Entsprechendes gilt auch für die Gemeinden.
(2) Vereinsrecht bzw. Verbandsrecht: Sportverbände (auf Bundes- und Landesebene) können ebenfalls Regeln aufstellen, die z.B. für die Durchführung des Spielbetriebs gelten. Das betrifft z.B. die zugelassenen Materialien und die Spielregeln, kann aber auch bestimmte Maßnahmen des Gesundheitsschutzes umfassen. Und hier kann es dann eben Überschneidungen geben. Die Sanktionen sind andere, aber auch diese können einschneidend sein - in der Satzung des BTTV sind z.B. Geldstrafen bis zu 1000,- EUR, eine Sperre des Spiellokals bis zu 12 Monaten, oder eine Spielersperre bis zu 24 Monaten vorgesehen.

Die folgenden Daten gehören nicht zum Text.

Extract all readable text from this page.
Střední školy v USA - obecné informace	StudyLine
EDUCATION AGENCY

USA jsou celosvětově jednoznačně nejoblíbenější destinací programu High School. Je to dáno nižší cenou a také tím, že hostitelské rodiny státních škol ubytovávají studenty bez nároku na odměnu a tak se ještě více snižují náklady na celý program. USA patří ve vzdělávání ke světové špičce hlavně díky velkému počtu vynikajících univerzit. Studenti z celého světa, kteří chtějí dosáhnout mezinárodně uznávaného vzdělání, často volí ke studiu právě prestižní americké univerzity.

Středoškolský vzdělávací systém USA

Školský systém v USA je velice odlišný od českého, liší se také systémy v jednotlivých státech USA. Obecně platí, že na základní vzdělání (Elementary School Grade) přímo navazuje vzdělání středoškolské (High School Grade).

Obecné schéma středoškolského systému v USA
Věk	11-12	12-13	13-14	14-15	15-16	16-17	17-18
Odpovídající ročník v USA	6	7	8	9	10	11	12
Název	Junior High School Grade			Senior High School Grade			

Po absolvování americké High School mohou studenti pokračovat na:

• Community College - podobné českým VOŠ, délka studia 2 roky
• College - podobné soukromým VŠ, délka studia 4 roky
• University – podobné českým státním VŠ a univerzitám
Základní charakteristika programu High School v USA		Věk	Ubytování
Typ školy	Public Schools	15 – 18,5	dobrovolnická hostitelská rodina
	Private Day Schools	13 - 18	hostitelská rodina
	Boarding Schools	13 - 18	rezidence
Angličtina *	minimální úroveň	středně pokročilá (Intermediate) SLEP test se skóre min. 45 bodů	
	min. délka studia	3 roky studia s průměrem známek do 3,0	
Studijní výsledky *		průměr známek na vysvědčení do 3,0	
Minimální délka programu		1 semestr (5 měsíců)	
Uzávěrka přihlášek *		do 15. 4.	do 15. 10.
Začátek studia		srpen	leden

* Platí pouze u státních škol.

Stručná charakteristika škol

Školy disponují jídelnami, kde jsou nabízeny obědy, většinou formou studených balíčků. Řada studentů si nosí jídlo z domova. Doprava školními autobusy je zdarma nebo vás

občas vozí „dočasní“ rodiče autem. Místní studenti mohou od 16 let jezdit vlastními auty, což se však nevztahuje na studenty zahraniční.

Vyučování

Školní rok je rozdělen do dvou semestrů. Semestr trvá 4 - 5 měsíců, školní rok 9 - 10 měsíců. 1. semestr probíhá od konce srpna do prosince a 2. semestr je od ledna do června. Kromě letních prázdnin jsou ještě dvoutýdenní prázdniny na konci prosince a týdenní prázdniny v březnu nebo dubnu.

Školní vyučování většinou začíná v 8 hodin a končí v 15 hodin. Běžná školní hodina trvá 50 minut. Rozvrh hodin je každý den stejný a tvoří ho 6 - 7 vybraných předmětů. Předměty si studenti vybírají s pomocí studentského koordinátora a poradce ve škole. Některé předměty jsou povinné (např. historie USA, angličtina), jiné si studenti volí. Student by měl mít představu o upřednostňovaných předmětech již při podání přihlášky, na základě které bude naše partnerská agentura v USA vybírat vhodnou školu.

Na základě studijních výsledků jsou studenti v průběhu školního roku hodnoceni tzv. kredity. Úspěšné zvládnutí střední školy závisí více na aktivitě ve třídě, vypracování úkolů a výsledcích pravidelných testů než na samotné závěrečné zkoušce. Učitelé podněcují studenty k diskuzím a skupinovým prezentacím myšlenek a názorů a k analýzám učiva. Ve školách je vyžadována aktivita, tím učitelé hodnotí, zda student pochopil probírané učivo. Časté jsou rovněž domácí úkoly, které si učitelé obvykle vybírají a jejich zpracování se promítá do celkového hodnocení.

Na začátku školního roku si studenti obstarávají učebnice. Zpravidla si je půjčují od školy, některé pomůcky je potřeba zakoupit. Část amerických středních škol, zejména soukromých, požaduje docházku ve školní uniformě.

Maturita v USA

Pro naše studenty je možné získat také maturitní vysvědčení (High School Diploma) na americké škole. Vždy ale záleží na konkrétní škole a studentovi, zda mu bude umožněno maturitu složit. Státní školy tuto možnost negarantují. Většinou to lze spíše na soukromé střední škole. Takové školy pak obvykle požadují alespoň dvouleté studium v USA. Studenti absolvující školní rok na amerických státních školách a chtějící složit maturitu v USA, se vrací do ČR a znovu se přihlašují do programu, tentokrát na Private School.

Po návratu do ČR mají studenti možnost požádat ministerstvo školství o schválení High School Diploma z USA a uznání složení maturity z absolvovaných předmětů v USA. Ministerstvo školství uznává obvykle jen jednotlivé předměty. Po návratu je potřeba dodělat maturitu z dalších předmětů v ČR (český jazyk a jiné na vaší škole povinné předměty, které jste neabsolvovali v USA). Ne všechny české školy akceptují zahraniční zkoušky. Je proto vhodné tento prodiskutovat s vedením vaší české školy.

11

Man kann natürlich trefflich darüber diskutieren, ob man das als "Recht" oder "rechtlich verbindlich" im engeren Sinne bezeichnet, aber Vorgaben mit negativen Konsequenzen bei Verstoß sind das sicherlich auch, und insofern finde ich die Bezeichnung von markx als "bindend" sehr treffend.